Where had that little piece of cynicism sprung from? she asked herself as she apologised all round and started walking again. She was over Giles, she had been for months. And after the first caustic, devastating weeks in the summer when she had felt the whole world knew she’d been taken for a fool by the man she’d thought she’d be spending the rest of her life with, she’d become aware Giles had hurt her pride more than her heart. Which had caused her a few more sleepless nights. How could she imagine herself madly in love to the point of accepting his proposal of marriage one minute, and then be glad he was out of her life the next? It was positively scary when you thought about it.
Not that it had exactly been the next minute, she qualified silently. She’d endured a few hellish weeks before that had come about, crying herself to sleep each night and losing nearly a stone in weight, which had given her a scrawny alleycat look. Already too thin by her own estimation it had been the spur she’d needed to start eating again, and she’d indulged in chocolate éclairs and other calorie-packed treats by the bucketful until her modest curves were back. Jennie and Susan, her flatmates, had been green with envy, which had been infinitely preferable to their pity of the preceding weeks.
As she turned off the main thoroughfare into the maze of side streets that eventually led to the tiny mews in Kensington where her flat was situated, a gust of wind and rain almost blew her off her feet. She normally enjoyed the brisk fifteen-minute walk home from the office but tonight was an ordeal. She should have travelled by tube but she had an aversion to the underground at the best of times, and a rainy December day with damp bodies steaming and lethal umbrellas by the hundreds definitely wasn’t the best of times to journey in one of the packed rush-hour trains.
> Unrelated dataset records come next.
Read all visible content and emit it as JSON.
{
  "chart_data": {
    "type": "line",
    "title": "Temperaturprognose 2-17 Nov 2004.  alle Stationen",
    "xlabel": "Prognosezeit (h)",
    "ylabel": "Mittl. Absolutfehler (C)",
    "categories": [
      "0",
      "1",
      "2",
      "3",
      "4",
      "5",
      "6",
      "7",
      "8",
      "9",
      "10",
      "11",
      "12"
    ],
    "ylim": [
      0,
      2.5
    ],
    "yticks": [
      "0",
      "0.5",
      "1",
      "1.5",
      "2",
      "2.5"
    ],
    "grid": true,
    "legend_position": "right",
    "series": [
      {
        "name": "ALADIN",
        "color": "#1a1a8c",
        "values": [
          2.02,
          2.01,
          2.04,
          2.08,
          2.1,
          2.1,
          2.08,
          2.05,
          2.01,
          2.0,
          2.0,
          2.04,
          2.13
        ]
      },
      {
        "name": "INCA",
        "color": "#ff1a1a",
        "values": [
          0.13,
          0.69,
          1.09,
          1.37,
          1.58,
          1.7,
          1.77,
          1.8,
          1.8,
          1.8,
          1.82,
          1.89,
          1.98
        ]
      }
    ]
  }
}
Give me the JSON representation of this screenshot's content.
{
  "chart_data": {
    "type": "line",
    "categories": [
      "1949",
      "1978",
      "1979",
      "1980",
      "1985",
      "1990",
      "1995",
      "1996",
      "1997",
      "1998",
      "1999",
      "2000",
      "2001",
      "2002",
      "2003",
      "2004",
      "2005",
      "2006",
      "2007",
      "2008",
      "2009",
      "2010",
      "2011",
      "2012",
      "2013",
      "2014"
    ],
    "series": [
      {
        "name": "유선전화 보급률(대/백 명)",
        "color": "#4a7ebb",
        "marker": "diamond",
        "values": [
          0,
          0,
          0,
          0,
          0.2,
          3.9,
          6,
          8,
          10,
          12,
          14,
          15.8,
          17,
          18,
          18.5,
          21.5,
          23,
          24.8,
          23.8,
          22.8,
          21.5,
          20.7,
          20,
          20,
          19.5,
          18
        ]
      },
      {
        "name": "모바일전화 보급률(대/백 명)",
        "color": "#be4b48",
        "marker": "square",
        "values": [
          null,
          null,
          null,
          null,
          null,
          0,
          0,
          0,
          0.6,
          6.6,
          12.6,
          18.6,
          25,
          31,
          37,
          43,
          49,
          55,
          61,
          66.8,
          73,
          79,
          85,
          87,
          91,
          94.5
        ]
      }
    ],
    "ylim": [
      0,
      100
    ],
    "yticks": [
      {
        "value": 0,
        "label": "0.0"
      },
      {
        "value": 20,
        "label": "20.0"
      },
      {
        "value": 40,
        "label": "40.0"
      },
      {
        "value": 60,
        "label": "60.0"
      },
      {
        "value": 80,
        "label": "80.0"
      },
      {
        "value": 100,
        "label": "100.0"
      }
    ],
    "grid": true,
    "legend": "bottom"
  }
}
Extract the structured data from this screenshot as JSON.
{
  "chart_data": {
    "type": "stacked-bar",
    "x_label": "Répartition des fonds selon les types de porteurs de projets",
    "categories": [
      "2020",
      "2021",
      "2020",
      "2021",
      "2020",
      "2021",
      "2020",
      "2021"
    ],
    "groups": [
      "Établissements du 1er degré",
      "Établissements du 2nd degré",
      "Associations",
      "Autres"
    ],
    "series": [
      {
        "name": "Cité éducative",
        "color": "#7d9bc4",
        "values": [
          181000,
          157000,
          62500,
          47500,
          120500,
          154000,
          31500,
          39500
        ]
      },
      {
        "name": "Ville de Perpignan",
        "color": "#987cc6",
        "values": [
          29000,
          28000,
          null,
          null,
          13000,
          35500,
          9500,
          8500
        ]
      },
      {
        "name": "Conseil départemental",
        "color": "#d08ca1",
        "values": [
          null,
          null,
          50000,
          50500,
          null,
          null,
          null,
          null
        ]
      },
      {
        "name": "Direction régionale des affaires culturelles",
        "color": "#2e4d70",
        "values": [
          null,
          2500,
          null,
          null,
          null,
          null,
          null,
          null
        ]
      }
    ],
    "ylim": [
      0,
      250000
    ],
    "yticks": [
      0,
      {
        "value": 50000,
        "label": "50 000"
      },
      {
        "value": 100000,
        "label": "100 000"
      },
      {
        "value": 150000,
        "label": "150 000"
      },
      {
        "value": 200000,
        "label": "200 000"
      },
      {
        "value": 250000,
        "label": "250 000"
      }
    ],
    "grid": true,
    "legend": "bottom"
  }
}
By the time she turned the key in the lock of the door of the downstairs flat she’d shared with her two best friends since the three of them had left university five years before, she was soaked to the skin. Her hair was plastered to her scalp, her mascara had run in rivulets down her cold cheeks and she was frozen to the marrow. She wanted nothing more than to lie in a scalding-hot bath for an hour with a glass of wine and a good book, and as she was always home long before Jennie and Susan, there was no reason she shouldn’t.
She almost fell into the small square hall and stood for a moment with her eyes shut. Today had been a foul day altogether. After leaving university with a very acceptable 2.1 in business studies and marketing, she had obtained a post as assistant to the marketing manager of a fast-food chain. The pay was excellent and she knew her strengths were a keen awareness of client needs and a very good business sense, along with a natural flair for organising and planning. Unfortunately, on the latest project the sales team had failed to adequately follow up their part of the master plan, but due to a catalogue of half-truths and downright lies, it had been she who’d been left with egg on her face when the whole job had collapsed.
Rachel pulled off her sodden coat and kicked off her shoes, the memory of her manager Jeff’s face when he’d taken her to task earlier that afternoon humiliatingly vivid. He’d been livid, having had a roasting from the managing director himself, and hadn’t listened to a word she’d said in her defence.